On Saturday Sabres’ owner Tom Golisano, informed that day by the NHL that his organization’s hand-wringing over a clean hit was baseless, took the unprecedented action of putting in writing his whining. Take a look:
Particularly helpful, wasn’t it, for Golisano to outline for the commissioner the instances in which hitting in hockey is merited? Who knew? Note, though, that Golisano didn’t acknowledge hitting’s role in intimidating or changing the momentum of a hockey game . . . or perhaps even sending a message for the postseason . . . even though those have been a part of hockey since, say, its inception. (Bettman might have responded to the letter with his own asking “What’s with the slug in the letterhead?”) Golisano’s unseemly woe-is-my-team missive occurred fast on the heels of his coach’s meltdown before the media last week. The heaviness of hankies in upstate New York only continued to grow, however.
Saturday night Ottawa and Buffalo met again, and during an intermission the Ottawa Sun’s Bruce Garrioch fielded fresh sobs from a Buffalo broadcast crew. Imagine inviting a guest on the air to discuss a high-profile, highly controversial piece of communication and then, irritated by the guest’s defense of eons of hockey’s toughness and his calling out the coward who wrote it, dismissing those views by claiming “in fairness, you haven’t read [Golisano's] letter.” That’s precisely what the Buffalo broadcast crew did.

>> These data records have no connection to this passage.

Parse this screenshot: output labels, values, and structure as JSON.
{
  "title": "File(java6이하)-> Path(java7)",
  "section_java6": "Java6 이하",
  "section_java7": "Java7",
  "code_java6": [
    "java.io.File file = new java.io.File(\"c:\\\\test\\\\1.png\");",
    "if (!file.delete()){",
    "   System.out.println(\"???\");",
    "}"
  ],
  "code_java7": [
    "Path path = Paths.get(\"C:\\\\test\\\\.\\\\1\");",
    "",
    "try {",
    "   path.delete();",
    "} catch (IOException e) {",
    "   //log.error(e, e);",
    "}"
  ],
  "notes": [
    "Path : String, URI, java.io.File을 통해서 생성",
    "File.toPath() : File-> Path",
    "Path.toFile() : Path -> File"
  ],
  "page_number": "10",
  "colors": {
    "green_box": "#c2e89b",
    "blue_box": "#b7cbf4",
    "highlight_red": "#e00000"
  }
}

Garrioch accurately characterized the Golisano letter as “whining to a new level,” pointing out that last season, in the playoffs, Flyers’ owner Ed Snider never thought to bellyache to Bettman when his player, R.J. Umberger, was laid out in even more viscious fashion by Buffalo’s Brian Campbell. Here’s Garrioch the sensible in smackdown mode:
One can’t help but place the Sabres’ sullying of our sport this past week in the context of a battered wife syndrome for sports set off city-wide perhaps by Scott Norwood. And Brett Hull. More recently Alexander Ovechkin. And now Chris Neil. Buffalo has a terrific hockey climate, and some superbly skilled legacy. What it doesn’t have much of these days is heart and grit.